Small-business owners struck back against New York Gov. Andrew Cuomo's plan to implement a $15 minimum wage Tuesday, saying the Democratic governor's call to enact what would be the highest state minimum in the country would devastate an already struggling economy.
Gathering at the Capitol in Albany, the business owners warned that such a steep increase would squeeze small businesses struggling in an already challenging economic climate.
"You're either going to cut back on employment or raise prices," said Art Price, owner of a Southern Tier plumbing business.
Eric Ooms said his family dairy farm near the Hudson River is now employing robotic milkers, a move partially prompted by higher labor costs that could reduce his overall staff by up to three workers. He predicted other dairy farmers would also switch.

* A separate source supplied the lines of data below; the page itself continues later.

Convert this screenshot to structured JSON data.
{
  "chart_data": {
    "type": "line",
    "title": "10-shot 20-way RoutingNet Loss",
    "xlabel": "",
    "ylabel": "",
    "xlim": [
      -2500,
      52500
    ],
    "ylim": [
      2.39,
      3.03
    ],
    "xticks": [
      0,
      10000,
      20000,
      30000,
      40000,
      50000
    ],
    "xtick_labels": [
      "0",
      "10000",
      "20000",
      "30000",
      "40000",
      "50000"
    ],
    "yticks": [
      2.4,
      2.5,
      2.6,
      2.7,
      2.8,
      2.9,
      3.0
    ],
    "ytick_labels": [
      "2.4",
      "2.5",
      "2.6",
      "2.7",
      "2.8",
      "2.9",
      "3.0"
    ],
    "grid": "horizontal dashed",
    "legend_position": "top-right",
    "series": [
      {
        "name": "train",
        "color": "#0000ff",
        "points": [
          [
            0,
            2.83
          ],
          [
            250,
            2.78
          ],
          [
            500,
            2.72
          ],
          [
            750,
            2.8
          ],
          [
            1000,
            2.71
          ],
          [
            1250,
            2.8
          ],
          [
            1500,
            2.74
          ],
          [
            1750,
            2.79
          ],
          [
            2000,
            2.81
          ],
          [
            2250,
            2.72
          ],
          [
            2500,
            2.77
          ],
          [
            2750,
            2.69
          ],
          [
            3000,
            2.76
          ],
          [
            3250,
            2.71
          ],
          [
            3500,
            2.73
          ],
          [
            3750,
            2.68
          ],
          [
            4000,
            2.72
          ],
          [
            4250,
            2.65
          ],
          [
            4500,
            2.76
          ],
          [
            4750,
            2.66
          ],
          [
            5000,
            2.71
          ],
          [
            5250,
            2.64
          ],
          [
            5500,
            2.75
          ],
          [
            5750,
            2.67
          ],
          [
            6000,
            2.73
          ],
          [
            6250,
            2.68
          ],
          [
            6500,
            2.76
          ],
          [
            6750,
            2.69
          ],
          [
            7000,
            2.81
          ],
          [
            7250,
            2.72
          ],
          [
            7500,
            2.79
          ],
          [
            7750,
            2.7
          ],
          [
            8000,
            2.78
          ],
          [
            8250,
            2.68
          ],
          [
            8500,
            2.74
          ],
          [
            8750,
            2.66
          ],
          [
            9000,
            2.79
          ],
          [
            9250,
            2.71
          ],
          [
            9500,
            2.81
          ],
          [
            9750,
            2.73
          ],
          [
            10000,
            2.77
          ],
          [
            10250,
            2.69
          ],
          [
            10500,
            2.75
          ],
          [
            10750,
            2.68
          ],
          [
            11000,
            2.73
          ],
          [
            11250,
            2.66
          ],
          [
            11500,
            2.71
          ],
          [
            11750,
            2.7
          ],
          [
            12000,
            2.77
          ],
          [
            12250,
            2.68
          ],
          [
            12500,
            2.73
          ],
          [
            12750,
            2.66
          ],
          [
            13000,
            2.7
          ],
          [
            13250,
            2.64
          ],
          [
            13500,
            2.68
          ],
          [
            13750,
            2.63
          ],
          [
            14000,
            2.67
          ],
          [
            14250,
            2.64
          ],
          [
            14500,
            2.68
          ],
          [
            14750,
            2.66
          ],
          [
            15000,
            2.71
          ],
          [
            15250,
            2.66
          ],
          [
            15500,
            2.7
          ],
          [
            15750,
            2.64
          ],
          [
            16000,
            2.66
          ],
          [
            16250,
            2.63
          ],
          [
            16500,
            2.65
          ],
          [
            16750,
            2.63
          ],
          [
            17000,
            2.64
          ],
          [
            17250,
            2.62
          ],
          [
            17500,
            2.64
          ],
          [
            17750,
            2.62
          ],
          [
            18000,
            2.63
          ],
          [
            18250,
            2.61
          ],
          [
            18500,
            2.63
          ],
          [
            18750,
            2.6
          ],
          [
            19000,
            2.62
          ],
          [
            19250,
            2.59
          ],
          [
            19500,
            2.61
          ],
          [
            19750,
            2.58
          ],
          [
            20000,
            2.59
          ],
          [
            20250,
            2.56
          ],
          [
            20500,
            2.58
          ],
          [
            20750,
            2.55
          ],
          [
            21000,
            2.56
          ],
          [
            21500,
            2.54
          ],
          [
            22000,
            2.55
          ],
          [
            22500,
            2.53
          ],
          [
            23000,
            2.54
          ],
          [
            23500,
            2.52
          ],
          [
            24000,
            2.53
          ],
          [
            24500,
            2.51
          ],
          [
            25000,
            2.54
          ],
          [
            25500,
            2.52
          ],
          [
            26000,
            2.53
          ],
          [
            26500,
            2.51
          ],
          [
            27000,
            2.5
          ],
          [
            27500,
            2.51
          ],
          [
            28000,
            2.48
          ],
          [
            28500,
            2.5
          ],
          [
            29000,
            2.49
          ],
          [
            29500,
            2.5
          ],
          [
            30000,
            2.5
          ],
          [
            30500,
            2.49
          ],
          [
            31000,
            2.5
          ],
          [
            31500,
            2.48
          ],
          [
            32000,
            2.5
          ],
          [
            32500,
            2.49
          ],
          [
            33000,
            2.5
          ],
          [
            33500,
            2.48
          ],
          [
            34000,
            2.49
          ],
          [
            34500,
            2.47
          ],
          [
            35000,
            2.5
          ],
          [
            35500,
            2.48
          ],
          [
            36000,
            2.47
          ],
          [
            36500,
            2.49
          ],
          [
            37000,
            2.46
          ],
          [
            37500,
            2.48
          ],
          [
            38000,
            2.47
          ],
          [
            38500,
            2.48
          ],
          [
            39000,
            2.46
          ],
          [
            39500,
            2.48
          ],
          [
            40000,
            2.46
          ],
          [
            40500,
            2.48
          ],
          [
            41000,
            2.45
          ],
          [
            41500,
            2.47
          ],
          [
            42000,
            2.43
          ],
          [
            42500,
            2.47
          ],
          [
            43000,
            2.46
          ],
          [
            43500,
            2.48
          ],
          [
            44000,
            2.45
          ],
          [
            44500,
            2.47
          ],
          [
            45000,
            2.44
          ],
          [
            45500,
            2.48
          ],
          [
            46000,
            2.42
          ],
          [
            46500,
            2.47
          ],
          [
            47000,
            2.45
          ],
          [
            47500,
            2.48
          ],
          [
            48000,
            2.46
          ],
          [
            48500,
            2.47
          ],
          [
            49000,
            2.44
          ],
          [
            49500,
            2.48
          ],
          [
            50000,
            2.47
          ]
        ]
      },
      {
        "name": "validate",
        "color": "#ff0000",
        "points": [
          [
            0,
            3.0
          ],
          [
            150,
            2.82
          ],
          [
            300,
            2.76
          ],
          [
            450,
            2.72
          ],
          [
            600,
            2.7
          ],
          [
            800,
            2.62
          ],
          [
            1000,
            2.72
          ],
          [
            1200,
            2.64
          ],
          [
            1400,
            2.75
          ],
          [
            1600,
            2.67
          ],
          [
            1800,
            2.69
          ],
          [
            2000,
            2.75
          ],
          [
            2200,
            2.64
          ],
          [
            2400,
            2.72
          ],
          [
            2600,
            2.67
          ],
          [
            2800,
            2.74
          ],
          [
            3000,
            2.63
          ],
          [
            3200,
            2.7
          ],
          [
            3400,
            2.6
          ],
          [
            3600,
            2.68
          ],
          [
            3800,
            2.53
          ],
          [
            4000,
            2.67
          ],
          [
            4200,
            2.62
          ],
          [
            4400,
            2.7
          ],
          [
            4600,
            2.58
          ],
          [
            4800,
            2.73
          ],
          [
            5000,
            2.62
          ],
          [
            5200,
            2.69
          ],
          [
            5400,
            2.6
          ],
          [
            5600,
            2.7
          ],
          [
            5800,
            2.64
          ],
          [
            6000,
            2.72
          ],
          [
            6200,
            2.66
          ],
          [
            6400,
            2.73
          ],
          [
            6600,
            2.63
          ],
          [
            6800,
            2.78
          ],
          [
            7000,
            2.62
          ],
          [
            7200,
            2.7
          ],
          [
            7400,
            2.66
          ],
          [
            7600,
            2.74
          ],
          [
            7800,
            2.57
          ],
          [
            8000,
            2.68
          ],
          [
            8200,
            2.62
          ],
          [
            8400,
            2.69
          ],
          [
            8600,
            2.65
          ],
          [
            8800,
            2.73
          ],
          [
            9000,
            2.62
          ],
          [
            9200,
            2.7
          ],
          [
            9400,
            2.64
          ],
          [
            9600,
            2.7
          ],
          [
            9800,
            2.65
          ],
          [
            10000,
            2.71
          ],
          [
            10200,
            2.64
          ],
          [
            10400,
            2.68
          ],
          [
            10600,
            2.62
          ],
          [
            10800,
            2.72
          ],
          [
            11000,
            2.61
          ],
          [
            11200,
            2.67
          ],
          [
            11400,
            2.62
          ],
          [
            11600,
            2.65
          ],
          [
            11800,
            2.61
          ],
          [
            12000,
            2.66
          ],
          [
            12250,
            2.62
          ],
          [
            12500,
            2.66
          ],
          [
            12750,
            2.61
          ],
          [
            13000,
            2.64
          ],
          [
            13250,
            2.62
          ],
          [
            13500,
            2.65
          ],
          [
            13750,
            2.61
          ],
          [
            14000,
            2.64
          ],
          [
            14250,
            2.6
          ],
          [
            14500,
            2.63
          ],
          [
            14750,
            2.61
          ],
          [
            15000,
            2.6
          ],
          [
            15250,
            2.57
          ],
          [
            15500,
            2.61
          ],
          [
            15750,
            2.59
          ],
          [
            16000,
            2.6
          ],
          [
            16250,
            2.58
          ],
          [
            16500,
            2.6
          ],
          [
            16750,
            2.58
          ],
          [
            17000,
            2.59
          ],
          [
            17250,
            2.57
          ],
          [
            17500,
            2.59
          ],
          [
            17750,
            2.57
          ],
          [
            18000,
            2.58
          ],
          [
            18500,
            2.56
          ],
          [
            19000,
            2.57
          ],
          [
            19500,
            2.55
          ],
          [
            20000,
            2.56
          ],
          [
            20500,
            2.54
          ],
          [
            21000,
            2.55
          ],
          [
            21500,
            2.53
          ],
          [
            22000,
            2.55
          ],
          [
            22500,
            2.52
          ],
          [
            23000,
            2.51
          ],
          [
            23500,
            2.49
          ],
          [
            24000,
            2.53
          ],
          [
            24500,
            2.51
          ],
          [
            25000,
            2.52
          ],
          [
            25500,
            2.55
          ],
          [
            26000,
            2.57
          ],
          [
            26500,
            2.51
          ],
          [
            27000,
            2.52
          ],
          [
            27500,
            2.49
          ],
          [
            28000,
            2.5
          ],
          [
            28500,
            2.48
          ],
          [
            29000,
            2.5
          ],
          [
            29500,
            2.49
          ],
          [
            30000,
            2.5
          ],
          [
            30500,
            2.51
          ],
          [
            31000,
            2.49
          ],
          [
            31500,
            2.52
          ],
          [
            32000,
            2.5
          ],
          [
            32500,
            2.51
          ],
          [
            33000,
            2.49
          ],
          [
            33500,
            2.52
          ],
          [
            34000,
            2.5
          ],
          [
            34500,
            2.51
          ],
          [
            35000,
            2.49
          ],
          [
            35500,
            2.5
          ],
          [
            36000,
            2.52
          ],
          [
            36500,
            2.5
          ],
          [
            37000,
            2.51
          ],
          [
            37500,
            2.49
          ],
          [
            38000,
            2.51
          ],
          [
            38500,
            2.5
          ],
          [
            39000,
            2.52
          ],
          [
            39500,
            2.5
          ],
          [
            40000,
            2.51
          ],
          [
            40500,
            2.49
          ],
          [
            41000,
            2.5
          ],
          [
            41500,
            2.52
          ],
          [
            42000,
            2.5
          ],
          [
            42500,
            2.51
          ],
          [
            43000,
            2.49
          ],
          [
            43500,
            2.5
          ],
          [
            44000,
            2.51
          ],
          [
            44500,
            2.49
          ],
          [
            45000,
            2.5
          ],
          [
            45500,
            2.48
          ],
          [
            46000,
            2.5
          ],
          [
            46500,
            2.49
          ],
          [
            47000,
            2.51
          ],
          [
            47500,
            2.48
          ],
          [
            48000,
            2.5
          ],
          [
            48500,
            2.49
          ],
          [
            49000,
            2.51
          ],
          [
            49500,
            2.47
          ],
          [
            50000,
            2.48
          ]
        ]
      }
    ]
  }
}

"We're competing with states like Pennsylvania and Idaho," he said, listing states with significantly lower minimum wages. He said the wage hike would be "incredibly awful for the dairy industry, but it's even worse for the vegetable farmers and the fruit farmers who can't do the automation."
The state's current minimum wage is $9 an hour. Cuomo, a Democrat, argues that a higher minimum would get low-wage workers off government assistance, while giving them more money to inject in local economies. To help businesses adjust, he is proposing a gradual increase to $15 — by the end of 2018 in New York City and by July 2021 in the rest of the state — and nearly $300 million in small business tax relief.
"We will have the highest minimum wage in the United States of America, which is a tremendous, big step toward economic justice and economic freedom," he told an audience Monday on Long Island.
A vote on Cuomo's measure is expected in the coming weeks.
The measure is widely supported in the Democratic-led Assembly but faces greater challenges in the GOP-run Senate. Still, Senate leaders haven't shut the door completely on a minimum wage increase, suggesting that the size of the raise, the duration of the phase-in and the size of tax cuts for businesses could be up for negotiation.
Business groups say they want to make sure any increase that's passed by the Legislature.
"We do not believe this is a foregone conclusion," said Mike Durant, New York state director for the National Federation of Independent Business.